Andries Coetzee told the Mail & Guardian that his brother had been arrested in the early hours of the morning after the family called the police. Hendricks had overindulged in beer and was out of control, Coetzee said. “We wanted him to go and sleep it off. That was the last time I saw him.”
Coetzee said his mother had continued to visit his brother in Tygerberg Hospital, but he never recovered and complained when she visited him that his head hurt. This week the Independent Complaints Directorate began investigating the case and was informed by the Clanwilliam police that no autopsy was conducted after Hendricks had died.
But in line with some of the inconsistencies surrounding the case, it was later established that an autopsy had already been conducted on Hendricks on December 30, said the directorate’s national spokesperson, Moses Dlamini. “Our guys have been out there to investigate and they interviewed the doctor who conducted the autopsy. We don’t have the results yet.”
A local community activist, Billy Claasen, believes Hendricks may have been assaulted by police officials and has been insisting that an investigation takes place. “Like the family, we want answers. What happened in that short period of time?” he asked.
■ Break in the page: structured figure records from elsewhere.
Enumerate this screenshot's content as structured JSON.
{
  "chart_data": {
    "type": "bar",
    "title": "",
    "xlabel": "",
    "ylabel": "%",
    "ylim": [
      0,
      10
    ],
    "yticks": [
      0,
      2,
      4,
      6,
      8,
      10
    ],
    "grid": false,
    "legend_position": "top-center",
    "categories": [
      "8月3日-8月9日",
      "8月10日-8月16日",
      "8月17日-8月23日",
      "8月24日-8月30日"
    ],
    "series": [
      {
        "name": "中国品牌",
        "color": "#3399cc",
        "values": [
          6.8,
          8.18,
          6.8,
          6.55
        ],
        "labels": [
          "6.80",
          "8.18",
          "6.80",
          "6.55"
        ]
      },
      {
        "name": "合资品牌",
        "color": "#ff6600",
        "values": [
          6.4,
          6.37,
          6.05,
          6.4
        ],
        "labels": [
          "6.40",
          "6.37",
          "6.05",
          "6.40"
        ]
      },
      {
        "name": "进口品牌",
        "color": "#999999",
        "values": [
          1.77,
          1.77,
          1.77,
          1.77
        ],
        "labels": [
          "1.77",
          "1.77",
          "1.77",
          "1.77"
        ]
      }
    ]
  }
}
Claasen claimed that when he went to make inquiries at the local police station, he was told by police officers that they were conducting their own internal investigation.
At this point the Independent Complaints Directorate had not yet been notified, he said. “We want to know what the autopsy found,” Claasen said. “Why has the family not been given the autopsy results?” The mystery of what happened to Hendricks in police custody is not the only unresolved case in the province.
In 2009 14 Cape Town-based members of the Hawks were implicated in 18 cases of torture by the directorate, but the number of cases involving some of the officers rose to 30. In particular, they were accused of involvement in the 2009 death in custody of Sidwell Mkwambi, a 24-year-old Crossroads resident.
Dlamini said the directorate was still waiting for a decision from the National Prosecuting Authority on whether any of the police officers implicated would be prosecuted. Asked whether the directorate lacked the teeth to bring about change, Dlamini said it was doing the best it could to investigate and make findings on cases.
“There is nothing we can say or do to hasten the decision by the national director of public prosecutions on whether it will prosecute,” said Dlamini. “There is no time frame given and this matter has been going on for years.”